Tips for Keeping Normal Blood Pressure:
Getting older, being African-American, having diabetes, and having a family history of diabetes are some of the factors that increase your risk for high blood pressure, but you can fight back. Here's how:
Exercise: One reason exercise is so effective at controlling blood pressure is because it stimulates your body to release a substance called nitric acid. Nitric acid causes blood vessels to open up, which reduces blood pressure. Exercise also helps to strengthen your heart muscle, reduce stress, and aid weight loss.
Lose excess weight: There's no getting around the fact that blood pressure goes up as the pounds pile on. Being overweight increases your risk for heart disease and diabetes, too. Losing even 10 pounds can start to make your blood pressure go back down.
Eat healthily: Eating the right type of diet can lower your risk for high blood pressure or help you return to normal blood pressure. Clinical studies show that a diet high in fruits, vegetables, low-fat dairy, whole grains, poultry, fish, and nuts really works. You also need to avoid fats, red meat, and excess sugar.
Shake the salt habit: Your body only needs about 500 milligrams of salt a day, but if you are like the average American you may be consuming up to 9,000 mg a day. Studies show that high salt leads to high blood pressure. Current recommendations are to limit salt intake to 2,400 mg per day, the equivalent of about one teaspoon.
Put the brakes on smoking and drinking: These are two other bad habits to avoid if you want to keep a normal blood pressure. Alcohol raises blood pressure and adds empty calories.
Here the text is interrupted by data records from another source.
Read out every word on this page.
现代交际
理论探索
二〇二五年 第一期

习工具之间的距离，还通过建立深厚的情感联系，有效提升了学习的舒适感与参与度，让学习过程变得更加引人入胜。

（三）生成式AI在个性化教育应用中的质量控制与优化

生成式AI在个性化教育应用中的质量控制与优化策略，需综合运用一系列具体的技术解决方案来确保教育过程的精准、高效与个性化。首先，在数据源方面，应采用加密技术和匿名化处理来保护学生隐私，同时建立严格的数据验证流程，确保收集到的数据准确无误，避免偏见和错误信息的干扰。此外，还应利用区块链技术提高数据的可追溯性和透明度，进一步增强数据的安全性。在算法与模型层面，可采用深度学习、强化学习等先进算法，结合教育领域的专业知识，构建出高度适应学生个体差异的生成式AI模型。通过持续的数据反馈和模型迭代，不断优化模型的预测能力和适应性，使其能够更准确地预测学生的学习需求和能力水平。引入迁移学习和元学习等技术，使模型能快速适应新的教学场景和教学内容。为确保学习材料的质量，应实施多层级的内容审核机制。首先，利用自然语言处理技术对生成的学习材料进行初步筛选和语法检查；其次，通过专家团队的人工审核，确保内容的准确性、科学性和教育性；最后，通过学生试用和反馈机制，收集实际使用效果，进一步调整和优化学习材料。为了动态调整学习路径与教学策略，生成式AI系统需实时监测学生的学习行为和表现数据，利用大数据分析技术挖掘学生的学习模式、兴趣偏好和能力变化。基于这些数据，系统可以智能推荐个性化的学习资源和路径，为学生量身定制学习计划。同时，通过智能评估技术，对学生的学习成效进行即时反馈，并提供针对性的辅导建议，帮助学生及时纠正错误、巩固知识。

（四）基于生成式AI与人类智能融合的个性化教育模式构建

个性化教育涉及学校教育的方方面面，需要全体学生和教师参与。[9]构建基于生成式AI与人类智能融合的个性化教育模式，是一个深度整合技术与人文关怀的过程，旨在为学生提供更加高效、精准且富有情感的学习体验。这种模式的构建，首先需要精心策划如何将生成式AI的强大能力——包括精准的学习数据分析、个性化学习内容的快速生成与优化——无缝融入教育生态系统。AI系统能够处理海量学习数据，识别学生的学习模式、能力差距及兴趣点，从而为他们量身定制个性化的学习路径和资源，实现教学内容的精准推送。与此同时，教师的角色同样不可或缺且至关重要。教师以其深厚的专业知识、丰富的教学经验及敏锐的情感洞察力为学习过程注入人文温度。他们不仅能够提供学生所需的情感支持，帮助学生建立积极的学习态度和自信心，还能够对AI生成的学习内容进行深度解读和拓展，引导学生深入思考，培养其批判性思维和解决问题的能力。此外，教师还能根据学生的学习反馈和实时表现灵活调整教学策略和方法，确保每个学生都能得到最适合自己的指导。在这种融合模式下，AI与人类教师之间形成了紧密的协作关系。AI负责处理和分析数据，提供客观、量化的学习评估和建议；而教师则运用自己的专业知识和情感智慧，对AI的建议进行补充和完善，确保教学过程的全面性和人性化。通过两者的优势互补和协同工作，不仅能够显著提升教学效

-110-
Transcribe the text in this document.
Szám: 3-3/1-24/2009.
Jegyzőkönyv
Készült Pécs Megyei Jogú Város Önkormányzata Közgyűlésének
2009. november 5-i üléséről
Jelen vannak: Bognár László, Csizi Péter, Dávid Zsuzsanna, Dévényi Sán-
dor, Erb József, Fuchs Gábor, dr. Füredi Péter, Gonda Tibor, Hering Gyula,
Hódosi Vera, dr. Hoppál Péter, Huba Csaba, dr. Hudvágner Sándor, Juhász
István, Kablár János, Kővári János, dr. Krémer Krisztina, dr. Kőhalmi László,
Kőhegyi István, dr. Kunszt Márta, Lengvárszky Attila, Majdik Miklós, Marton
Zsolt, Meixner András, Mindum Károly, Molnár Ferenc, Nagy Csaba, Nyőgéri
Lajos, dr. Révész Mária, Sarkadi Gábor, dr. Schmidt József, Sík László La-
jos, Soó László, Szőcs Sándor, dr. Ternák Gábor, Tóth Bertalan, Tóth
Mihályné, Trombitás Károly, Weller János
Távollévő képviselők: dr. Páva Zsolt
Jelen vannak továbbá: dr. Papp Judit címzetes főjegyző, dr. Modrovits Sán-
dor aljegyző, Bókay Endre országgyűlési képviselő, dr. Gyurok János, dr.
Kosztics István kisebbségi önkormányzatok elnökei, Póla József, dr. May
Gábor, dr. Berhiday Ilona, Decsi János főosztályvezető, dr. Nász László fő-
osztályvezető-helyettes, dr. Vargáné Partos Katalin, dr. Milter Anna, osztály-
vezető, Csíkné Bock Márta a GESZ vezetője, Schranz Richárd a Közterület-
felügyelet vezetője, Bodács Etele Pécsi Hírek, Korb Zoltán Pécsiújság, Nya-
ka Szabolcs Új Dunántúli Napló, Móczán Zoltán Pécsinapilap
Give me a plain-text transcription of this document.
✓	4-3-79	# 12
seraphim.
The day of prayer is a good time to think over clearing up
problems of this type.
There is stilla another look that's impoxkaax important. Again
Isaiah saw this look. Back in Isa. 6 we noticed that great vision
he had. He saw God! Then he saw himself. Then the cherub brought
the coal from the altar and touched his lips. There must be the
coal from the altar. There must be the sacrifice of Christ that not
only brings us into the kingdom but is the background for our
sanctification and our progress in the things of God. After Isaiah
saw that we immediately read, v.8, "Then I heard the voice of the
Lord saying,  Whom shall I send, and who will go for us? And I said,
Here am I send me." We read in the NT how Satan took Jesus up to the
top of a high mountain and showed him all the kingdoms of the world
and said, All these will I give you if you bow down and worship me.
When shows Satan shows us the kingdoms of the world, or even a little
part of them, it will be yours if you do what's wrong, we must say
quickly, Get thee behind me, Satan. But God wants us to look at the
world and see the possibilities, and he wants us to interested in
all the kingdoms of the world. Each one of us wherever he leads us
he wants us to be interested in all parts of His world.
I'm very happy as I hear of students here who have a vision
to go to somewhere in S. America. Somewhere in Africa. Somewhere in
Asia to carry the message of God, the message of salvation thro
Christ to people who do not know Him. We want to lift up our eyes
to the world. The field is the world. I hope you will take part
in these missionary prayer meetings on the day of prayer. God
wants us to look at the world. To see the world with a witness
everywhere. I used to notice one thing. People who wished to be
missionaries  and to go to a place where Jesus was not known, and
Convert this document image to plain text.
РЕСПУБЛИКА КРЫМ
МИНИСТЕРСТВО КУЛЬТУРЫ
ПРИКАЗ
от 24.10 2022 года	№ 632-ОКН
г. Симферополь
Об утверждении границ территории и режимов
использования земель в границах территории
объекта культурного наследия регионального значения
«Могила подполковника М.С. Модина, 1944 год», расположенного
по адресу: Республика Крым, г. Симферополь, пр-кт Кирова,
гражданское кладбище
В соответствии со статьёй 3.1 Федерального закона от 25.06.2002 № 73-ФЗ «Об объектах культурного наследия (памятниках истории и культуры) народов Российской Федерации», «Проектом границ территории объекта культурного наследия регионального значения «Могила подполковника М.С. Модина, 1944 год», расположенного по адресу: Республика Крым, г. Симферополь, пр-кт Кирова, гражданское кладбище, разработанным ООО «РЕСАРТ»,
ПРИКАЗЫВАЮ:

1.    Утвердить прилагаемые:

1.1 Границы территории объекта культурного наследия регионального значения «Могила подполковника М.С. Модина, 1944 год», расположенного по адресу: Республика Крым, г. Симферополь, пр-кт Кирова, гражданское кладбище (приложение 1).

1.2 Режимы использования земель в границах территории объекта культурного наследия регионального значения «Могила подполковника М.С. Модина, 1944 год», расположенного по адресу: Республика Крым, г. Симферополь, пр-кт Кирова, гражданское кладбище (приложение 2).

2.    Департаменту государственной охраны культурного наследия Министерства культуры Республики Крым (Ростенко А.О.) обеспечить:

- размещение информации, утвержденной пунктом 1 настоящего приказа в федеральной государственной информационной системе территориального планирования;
A safe amount of alcohol is only one drink a day for women and two for men. Smoking is not safe in any amount. Nicotine causes blood vessels to constrict and that raises blood pressure. Quitting will also lower your risk of cancer and heart disease.
The only way to know if you have high blood pressure or normal blood pressure is to have a blood pressure reading done by a trained healthcare provider. The American Heart Association recommends a blood pressure reading at least once every two years. If you have had a recent blood pressure reading and you have normal blood pressure, don't take it for granted. Remember hypertension is a common and sometimes silent killer. Push yourself away from the computer, turn off the television, get active, eat your fruits and vegetables, and kick any bad habits.